È quanto ha avuto modo di ricordare la Suprema Corte con la sentenza n. 11488/15, pubblicata ieri.
La pronuncia è intervenuta nell’ambito di un’indagine relativa alla presunta costituzione di provviste finanziarie a favore di un politico attraverso operazioni di sovrafatturazione negli appalti.
La Terza Sezione Penale del Palazzaccio ha confermato il sequestro probatorio disposto nei confronti dell’indagato ritenendo del tutto lecito l’operato della polizia giudiziaria.
Nella specie, infatti, il decreto di perquisizione e sequestro non è stato utilizzato come mezzo di acquisizione di una notitia criminis, anziché come mezzo di ricerca della prova, in quanto la notizia di reato era stata ampiamente acquisita sulla base di dichiarazione di terzi e degli accertamenti compiuti dalla Guardia di Finanza e, solo a seguito dell’acquisizione della notitia criminis, è stato emesso dal P.M. il decreto di perquisizione, con conseguente sequestro probatorio della documentazione in esso specificamente indicata.
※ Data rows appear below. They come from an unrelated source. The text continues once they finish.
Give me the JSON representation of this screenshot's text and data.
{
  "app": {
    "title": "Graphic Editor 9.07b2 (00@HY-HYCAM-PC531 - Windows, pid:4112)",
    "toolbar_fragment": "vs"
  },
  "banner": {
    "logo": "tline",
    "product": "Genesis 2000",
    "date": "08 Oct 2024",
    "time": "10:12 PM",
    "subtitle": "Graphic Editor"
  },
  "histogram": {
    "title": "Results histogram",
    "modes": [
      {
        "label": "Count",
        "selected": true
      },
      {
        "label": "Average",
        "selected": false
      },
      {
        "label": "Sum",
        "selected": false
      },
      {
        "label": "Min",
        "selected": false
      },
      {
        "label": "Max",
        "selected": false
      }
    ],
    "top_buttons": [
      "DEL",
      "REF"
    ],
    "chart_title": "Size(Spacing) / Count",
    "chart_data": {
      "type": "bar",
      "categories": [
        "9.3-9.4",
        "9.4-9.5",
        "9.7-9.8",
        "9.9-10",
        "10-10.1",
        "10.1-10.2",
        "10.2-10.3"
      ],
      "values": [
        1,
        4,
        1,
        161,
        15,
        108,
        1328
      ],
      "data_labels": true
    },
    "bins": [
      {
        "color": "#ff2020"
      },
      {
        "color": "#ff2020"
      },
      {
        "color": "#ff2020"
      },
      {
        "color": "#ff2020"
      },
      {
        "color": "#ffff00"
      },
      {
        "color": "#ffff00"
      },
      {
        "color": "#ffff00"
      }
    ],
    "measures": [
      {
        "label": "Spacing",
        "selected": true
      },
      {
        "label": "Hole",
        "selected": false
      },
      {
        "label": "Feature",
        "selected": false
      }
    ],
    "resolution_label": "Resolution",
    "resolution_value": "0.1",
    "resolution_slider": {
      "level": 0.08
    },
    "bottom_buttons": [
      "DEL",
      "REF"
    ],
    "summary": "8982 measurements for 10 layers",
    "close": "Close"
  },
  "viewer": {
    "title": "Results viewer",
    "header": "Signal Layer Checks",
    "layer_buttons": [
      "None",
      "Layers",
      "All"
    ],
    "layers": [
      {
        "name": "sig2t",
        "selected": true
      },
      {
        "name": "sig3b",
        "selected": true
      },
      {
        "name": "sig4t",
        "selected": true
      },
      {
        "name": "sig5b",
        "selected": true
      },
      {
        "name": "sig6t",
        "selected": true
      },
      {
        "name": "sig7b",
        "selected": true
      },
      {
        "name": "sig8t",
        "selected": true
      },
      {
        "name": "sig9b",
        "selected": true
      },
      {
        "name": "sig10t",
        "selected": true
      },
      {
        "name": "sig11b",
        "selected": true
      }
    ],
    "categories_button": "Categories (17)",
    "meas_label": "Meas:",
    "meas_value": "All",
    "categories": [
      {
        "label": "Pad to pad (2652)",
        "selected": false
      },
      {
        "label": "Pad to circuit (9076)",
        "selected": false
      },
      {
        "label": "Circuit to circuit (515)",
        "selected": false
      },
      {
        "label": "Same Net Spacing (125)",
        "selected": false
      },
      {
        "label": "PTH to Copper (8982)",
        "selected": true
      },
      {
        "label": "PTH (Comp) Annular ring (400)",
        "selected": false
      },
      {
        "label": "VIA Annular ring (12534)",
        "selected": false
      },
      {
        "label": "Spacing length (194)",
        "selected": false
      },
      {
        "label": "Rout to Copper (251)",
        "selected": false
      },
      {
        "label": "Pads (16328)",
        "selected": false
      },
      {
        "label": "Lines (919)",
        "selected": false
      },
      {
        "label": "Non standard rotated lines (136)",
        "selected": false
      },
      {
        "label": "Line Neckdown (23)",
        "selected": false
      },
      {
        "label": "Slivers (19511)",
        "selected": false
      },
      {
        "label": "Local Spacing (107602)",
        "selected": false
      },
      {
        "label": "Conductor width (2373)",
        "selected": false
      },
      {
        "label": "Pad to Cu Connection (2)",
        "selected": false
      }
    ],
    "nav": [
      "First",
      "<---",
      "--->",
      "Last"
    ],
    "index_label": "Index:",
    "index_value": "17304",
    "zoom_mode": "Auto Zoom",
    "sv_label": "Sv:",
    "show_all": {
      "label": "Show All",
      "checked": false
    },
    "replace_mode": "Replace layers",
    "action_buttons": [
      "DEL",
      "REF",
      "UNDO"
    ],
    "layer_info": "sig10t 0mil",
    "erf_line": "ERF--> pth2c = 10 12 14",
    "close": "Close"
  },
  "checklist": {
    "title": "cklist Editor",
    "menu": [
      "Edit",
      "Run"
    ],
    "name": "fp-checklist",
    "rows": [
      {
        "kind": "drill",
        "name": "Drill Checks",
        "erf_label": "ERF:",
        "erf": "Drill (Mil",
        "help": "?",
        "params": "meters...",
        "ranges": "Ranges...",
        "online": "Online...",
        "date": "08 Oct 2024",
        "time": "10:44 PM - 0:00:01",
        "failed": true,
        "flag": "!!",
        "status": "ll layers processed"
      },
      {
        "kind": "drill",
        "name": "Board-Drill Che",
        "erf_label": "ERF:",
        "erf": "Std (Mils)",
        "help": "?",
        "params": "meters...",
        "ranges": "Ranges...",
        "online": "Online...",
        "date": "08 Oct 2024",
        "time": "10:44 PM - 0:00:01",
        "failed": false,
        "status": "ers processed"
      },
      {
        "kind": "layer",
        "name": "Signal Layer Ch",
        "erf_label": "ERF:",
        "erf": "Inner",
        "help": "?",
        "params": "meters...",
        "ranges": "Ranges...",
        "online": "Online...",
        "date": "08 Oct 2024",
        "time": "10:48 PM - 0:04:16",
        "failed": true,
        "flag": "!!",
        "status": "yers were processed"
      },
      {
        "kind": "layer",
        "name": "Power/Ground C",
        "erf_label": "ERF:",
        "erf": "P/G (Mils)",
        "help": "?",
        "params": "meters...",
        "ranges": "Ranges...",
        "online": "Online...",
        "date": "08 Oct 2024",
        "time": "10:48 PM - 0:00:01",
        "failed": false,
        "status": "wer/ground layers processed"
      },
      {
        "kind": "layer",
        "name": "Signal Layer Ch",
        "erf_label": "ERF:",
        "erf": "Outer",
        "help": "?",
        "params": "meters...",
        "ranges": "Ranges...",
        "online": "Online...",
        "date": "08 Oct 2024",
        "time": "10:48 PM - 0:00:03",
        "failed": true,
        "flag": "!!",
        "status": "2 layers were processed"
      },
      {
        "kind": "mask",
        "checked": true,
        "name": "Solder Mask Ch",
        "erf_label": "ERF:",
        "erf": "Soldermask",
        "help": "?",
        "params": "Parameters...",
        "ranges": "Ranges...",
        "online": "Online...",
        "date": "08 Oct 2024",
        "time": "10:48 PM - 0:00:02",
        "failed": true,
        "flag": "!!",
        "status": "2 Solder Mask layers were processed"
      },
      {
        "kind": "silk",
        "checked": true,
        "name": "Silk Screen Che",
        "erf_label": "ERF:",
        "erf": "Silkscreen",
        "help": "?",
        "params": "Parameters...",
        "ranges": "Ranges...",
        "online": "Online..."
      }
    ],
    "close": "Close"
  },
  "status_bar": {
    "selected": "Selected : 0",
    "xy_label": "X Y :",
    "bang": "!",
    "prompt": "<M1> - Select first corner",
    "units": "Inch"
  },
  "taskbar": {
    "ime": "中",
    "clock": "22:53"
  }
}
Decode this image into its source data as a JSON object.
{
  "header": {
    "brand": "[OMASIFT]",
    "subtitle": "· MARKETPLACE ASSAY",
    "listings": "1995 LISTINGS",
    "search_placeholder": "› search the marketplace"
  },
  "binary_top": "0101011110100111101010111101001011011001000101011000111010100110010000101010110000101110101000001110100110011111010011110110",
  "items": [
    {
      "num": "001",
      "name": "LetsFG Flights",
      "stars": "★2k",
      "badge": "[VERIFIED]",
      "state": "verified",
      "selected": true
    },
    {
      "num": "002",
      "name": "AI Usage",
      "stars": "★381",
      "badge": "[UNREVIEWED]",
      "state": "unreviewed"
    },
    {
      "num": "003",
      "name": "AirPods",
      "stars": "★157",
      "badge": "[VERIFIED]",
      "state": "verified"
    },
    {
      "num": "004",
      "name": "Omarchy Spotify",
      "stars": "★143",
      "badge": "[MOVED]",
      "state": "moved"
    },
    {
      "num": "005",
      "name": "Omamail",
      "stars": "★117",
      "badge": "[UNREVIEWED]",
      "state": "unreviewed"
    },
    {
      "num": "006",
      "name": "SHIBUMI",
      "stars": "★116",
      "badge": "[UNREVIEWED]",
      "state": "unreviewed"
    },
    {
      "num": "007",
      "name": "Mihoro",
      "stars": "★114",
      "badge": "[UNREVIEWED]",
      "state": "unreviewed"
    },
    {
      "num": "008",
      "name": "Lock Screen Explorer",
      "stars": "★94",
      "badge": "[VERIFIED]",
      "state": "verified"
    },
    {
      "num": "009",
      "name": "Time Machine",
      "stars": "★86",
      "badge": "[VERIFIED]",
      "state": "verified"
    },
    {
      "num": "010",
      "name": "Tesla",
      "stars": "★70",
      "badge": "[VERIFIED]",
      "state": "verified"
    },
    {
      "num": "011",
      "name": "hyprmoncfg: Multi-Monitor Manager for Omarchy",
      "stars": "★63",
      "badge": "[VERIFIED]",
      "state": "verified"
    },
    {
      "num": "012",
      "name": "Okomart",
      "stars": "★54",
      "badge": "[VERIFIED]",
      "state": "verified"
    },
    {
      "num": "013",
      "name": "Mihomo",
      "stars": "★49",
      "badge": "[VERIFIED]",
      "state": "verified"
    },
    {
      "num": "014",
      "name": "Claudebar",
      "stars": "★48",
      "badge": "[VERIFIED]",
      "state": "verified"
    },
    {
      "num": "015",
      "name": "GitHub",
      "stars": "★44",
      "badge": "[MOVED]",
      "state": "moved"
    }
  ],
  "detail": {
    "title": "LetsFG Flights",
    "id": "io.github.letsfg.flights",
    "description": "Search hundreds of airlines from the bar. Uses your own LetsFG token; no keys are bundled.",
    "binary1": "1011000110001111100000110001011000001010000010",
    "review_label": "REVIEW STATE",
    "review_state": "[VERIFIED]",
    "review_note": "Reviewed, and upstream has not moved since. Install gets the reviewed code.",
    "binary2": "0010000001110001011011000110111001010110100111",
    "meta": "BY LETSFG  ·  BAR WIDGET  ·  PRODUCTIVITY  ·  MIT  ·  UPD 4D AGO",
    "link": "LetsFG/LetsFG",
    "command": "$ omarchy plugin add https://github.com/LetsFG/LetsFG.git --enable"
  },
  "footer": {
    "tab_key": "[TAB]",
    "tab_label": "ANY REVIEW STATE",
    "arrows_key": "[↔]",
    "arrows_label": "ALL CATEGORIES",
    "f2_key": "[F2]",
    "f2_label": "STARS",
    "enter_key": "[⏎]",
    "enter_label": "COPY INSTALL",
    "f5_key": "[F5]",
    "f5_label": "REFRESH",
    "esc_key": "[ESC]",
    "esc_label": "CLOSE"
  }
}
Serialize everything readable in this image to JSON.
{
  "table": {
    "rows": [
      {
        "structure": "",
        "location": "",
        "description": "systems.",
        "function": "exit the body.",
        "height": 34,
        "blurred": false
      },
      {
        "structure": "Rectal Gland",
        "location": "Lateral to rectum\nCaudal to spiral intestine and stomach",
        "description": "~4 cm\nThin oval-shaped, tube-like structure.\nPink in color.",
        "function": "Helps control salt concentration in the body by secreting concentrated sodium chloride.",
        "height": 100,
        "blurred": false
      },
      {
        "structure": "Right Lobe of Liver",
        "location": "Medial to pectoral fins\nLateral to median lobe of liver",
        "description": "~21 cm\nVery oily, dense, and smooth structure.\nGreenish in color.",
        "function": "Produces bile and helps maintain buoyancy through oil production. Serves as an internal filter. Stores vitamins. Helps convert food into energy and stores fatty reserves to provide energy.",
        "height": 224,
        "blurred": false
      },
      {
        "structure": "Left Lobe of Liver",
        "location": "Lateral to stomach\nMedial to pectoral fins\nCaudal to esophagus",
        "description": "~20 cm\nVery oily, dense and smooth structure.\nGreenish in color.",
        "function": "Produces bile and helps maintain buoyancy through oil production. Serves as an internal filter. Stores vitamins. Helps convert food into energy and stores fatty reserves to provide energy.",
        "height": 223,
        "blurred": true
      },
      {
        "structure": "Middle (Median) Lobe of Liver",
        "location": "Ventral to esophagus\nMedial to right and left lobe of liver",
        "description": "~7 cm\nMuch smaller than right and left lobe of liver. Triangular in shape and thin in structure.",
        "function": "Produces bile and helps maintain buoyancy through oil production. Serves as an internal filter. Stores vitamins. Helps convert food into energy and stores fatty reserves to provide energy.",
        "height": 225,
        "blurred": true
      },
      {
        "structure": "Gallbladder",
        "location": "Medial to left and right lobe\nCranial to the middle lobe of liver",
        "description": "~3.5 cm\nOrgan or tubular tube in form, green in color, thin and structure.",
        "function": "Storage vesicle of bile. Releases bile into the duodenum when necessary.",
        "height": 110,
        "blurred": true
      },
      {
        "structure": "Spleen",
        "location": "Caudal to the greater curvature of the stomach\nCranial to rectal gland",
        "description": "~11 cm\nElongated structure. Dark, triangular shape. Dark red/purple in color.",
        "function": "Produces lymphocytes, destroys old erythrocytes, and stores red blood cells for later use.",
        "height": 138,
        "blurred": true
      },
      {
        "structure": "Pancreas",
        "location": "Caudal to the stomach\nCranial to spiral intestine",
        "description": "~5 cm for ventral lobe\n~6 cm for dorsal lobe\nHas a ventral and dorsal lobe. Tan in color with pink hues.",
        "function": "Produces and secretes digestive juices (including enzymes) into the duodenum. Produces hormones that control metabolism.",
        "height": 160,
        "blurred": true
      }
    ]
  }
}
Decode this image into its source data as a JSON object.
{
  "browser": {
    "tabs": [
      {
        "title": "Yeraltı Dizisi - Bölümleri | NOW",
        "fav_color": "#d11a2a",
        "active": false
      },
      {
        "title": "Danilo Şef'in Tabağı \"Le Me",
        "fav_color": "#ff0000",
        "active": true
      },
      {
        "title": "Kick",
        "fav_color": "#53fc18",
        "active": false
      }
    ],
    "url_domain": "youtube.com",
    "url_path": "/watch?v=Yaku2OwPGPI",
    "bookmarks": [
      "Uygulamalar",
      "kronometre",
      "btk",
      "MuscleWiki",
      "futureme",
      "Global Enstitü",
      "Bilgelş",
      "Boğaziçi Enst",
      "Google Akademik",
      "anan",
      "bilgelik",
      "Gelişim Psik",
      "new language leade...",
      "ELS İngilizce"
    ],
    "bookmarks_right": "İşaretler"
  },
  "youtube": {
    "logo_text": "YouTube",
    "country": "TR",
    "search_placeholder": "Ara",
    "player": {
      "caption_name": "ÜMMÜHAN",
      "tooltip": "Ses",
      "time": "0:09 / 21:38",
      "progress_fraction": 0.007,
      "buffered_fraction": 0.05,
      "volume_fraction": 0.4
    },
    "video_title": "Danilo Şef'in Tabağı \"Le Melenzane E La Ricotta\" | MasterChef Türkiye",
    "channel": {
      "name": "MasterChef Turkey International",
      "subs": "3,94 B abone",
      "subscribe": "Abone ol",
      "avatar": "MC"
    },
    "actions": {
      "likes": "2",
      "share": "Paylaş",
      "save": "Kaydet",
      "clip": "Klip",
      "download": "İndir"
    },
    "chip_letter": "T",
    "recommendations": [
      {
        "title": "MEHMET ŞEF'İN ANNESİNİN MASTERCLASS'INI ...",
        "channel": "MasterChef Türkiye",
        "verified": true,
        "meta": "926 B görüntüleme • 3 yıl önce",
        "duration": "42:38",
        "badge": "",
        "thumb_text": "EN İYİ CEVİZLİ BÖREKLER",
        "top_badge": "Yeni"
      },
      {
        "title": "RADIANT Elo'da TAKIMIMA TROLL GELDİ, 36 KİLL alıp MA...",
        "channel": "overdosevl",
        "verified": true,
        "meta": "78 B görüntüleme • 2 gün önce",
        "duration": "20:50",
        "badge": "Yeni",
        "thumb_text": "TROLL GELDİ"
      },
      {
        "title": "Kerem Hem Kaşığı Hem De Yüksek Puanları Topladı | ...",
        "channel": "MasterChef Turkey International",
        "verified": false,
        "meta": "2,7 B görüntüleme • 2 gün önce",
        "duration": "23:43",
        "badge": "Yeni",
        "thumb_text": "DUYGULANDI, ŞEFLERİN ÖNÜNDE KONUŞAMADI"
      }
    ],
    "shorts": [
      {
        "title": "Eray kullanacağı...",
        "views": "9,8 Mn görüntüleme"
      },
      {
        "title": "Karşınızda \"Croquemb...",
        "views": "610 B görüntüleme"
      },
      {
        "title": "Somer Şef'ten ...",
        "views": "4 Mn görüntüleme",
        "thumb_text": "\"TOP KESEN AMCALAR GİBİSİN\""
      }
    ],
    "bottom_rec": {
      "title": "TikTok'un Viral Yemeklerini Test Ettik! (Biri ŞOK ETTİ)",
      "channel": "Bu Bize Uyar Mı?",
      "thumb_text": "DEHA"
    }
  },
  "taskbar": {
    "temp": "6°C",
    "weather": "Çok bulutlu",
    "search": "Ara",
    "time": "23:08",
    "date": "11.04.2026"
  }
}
Il Tribunale cautelare, pertanto, bene ha fatto a confermare la misura; la decisione è apparsa perfettamente in linea con il principio di diritto più volte affermato dalla Suprema Corte secondo cui, al fine di evitare che i provvedimenti di perquisizione e sequestro si trasformino in strumenti di ricerca della notitia criminis, è necessario che essi individuino, almeno nelle linee essenziali, gli oggetti da sequestrare con riferimento a specifiche attività illecite, onde consentire che la perquisizione e il conseguente sequestro siano eseguiti non sulla base di semplici congetture, ma trovino giustificazione in concrete ipotesi di reato rinvenibili in fatti addebitati a un determinato soggetto e permettere, inoltre, la verifica, in caso di “cose pertinenti al reato”, della sussistenza delle esigenze probatorie, ovvero, qualora tali esigenze siano in re ipsa, dell’effettiva possibilità di qualificazione di “corpo del reato” delle cose apprese, attraverso l’accertamento dell’immediatezza descritta dal secondo comma dell’articolo 253 cod. proc. pen. tra esse e l’illecito penale.